Acutely activating PKA in dexamethasone-treated cells promoted phosphorylation of all three residues within Nedd4-2, increased the surface abundance of α-, β- and γ-ENaC, and caused an unambiguous stimulation of Na+ transport. Since these responses differ from those seen in glucocorticoid-deprived cells, our data show that, as well as inducing a Na+ absorbing phenotype, glucocorticoids allow cAMP agonists to control Na+ transport via the PKA – Nedd4-2 – ENaC pathway. This situation resembles that seen in the lungs of foetal lambs (Barker et al., 1990; Olver et al., 1986; Walters et al., 1990) and in primary cultures of foetal rat distal lung epithelial cells (Ramminger et al., 2002) where the cAMP-dependent control of Na+ transport requires prior exposure to glucocorticoid / thyroid hormones.
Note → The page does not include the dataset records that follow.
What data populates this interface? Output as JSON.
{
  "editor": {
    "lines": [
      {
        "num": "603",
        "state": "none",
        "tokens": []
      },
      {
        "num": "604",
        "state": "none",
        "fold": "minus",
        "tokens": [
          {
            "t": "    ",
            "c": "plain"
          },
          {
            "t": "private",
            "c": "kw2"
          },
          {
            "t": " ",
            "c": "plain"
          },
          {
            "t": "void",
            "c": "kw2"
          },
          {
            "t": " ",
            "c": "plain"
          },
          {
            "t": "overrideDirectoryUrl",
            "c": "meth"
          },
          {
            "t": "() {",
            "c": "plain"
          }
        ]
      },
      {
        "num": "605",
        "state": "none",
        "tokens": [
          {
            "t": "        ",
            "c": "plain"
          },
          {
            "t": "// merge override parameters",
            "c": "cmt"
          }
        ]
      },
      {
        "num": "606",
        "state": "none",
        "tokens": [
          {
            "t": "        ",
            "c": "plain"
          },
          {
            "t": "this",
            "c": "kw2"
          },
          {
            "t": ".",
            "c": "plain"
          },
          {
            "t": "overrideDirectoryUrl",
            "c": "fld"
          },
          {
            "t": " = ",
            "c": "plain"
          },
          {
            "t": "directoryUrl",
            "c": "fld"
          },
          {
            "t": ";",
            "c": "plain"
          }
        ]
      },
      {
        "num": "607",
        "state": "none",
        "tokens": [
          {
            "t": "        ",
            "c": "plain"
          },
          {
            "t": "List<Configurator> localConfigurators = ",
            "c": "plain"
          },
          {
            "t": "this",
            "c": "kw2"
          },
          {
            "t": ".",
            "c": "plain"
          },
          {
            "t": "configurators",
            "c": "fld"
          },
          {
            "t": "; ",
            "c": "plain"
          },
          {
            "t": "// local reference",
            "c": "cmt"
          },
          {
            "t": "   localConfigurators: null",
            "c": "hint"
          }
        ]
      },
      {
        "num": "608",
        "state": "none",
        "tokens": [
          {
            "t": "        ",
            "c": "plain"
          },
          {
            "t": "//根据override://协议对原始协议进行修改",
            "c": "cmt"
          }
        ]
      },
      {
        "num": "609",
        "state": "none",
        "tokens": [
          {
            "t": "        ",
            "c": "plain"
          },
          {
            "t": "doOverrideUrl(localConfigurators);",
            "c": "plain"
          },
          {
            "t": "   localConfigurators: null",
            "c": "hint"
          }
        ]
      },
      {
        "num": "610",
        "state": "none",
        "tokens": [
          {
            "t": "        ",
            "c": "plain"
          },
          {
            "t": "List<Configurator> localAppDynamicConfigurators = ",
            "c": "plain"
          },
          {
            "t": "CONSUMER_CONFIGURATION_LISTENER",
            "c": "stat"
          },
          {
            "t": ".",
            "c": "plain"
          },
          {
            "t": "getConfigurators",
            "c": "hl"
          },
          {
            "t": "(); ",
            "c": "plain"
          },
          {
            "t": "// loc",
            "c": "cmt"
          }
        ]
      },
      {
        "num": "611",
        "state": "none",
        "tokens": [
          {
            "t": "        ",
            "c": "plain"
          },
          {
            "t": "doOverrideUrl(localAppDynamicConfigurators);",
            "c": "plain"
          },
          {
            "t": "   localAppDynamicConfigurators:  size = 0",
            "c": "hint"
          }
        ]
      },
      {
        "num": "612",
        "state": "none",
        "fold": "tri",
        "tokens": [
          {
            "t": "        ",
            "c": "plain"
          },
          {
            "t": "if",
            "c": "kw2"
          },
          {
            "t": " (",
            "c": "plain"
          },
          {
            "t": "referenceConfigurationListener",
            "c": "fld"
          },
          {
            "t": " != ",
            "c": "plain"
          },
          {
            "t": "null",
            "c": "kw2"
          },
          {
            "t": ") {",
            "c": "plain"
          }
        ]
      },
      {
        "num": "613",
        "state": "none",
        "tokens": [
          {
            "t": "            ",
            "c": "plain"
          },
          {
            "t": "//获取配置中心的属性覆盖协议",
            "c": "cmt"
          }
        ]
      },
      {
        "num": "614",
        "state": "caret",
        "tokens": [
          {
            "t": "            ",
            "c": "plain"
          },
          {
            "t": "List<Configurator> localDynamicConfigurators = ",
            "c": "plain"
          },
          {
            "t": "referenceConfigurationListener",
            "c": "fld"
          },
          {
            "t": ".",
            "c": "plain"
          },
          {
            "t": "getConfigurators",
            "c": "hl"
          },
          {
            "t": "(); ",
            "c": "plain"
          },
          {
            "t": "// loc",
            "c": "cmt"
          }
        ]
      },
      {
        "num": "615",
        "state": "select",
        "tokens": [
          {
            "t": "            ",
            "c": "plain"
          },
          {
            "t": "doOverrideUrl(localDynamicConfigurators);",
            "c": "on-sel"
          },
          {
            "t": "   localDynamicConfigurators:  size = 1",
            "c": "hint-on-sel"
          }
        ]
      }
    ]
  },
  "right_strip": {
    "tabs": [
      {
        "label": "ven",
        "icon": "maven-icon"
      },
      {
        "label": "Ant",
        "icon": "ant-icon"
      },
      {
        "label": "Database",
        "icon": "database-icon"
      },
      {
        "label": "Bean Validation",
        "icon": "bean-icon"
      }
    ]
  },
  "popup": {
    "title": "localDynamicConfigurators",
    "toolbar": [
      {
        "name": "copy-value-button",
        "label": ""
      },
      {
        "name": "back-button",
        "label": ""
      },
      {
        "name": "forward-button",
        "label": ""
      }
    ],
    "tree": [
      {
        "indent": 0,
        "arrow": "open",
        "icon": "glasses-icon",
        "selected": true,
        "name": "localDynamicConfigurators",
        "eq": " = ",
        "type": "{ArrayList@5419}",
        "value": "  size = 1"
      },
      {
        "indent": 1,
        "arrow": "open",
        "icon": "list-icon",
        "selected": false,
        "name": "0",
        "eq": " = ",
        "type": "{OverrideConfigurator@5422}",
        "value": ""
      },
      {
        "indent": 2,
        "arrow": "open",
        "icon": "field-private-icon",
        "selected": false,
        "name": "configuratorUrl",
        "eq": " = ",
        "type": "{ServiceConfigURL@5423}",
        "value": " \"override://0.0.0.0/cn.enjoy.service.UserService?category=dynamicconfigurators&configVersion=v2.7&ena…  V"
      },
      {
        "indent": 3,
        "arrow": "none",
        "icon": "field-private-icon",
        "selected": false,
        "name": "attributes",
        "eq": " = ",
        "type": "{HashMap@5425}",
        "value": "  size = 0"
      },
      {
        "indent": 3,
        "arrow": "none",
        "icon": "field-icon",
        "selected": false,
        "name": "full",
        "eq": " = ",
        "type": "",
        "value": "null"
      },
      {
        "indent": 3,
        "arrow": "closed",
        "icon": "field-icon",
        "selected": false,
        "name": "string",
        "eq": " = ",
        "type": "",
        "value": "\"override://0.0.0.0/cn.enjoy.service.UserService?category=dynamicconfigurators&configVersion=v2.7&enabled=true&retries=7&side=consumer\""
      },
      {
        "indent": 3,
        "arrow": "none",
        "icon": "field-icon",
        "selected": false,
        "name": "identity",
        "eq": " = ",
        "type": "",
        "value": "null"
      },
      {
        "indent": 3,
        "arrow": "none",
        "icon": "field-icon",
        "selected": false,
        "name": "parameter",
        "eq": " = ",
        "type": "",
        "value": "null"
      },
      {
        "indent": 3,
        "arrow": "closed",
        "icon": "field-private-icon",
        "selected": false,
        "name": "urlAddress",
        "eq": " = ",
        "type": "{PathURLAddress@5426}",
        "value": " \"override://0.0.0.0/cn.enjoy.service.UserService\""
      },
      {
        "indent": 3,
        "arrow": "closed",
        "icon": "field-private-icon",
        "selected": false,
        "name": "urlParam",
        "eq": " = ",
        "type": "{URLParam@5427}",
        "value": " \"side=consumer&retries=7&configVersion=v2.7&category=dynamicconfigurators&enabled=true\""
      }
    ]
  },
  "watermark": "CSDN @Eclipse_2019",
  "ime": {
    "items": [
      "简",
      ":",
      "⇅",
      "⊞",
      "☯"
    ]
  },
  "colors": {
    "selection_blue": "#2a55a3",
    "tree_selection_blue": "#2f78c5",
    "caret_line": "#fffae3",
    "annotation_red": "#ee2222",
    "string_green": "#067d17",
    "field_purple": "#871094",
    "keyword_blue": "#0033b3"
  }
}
Moreover, whilst the direct effects of dexamethasone upon Na+ transport were abolished by GSK650394, cAMP agonists could still activate the PKA – Nedd4-2 – ENaC pathway in GSK650394-treated cells. Whilst these data accord with earlier observations which suggest that cAMP agonists control Na+-transport via a mechanism that is independent of SGK1 (Inglis et al., 2009; Mansley and Wilson, 2010; Snyder et al., 2004a), they also show that SGK1 cannot mediate the permissive effects of dexamethasone which we now report.
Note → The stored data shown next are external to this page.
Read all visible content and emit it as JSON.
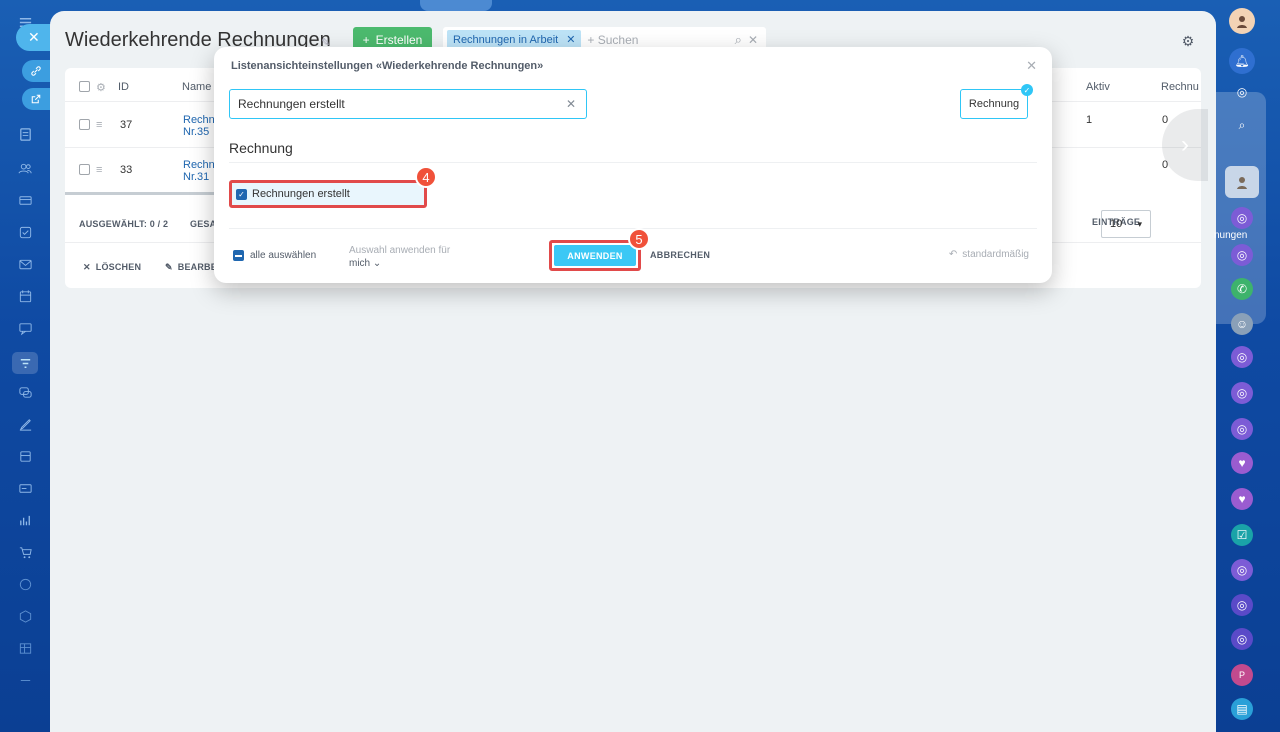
{
  "page": {
    "title": "Wiederkehrende Rechnungen",
    "create_label": "Erstellen",
    "filter_chip": "Rechnungen in Arbeit",
    "search_placeholder": "+ Suchen"
  },
  "grid": {
    "headers": {
      "id": "ID",
      "name": "Name",
      "aktiv": "Aktiv",
      "rechnung": "Rechnu"
    },
    "rows": [
      {
        "id": "37",
        "name_line1": "Rechn",
        "name_line2": "Nr.35",
        "aktiv": "1",
        "rechnung": "0"
      },
      {
        "id": "33",
        "name_line1": "Rechn",
        "name_line2": "Nr.31",
        "aktiv": "",
        "rechnung": "0"
      }
    ],
    "selected": "AUSGEWÄHLT: 0 / 2",
    "total_prefix": "GESA",
    "entries_label": "EINTRÄGE",
    "entries_value": "10",
    "delete_label": "LÖSCHEN",
    "edit_label": "BEARBE"
  },
  "modal": {
    "title": "Listenansichteinstellungen «Wiederkehrende Rechnungen»",
    "search_value": "Rechnungen erstellt",
    "tag_label": "Rechnung",
    "section_title": "Rechnung",
    "checkbox_label": "Rechnungen erstellt",
    "select_all": "alle auswählen",
    "apply_for_label": "Auswahl anwenden für",
    "apply_for_value": "mich",
    "apply_button": "ANWENDEN",
    "cancel_button": "ABBRECHEN",
    "default_button": "standardmäßig",
    "step4": "4",
    "step5": "5"
  },
  "rightbar": {
    "partial_label": "nungen"
  },
  "colors": {
    "accent": "#3bc8f5",
    "highlight": "#e14a4a",
    "link": "#2067b0",
    "create": "#4cba6e"
  }
}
Conclusions and significance of present findings

The present studies of endogenously expressed proteins show that dexamethasone activates SGK1, induces phosphorylation of Nedd4-2 and increases the surface abundance of ENaC subunits. However, these effects did not coincide with the stimulation of Na+ transport and it is therefore clear that signalling via SGK1 – Nedd4-2 – ENaC cannot account for the enhanced Na+ transport seen in glucocorticoid-stimulated cells. Other factors, such as effects on the Na+ pump, K+ channels and other components of the ENaC channel complex (Barnes, 2011), must therefore be important. Dexamethasone-induced Na+ transport was, however, dependent upon SGK1 indicating that this kinase must play a central role. It is therefore interesting that SGK1 appears to activate ENaC by directly phosphorylating residues within α-ENaC itself (Diakov and Korbmacher, 2004). However, the most important finding to emerge from the present study was that prolonged exposure to dexamethasone allowed cAMP agonists to evoke phosphorylation of Nedd4-2 at Thr246. Earlier studies had indicated that Nedd4-2-Thr246 was of critical important to the control of ENaC abundance (Chandran et al., 2011; Snyder et al., 2004a), and it is therefore interesting that dexamethasone also allowed cAMP agonists to induce coordinated increases in the surface abundance of α-, β- and γ-ENaC and to stimulate Na+ absorption. As well as inducing a stable, Na+ absorbing phenotype, glucocorticoids therefore facilitate signalling via the PKA – Nedd4-2 – ENaC pathway and thus allow cAMP agonists to exert acute control over the rate of Na+ absorption.

Funding

This work was supported by a grant from the MRC (SMW), BBRC (DLB) and by a post graduate student ship from the Government of Malaysia (NASI).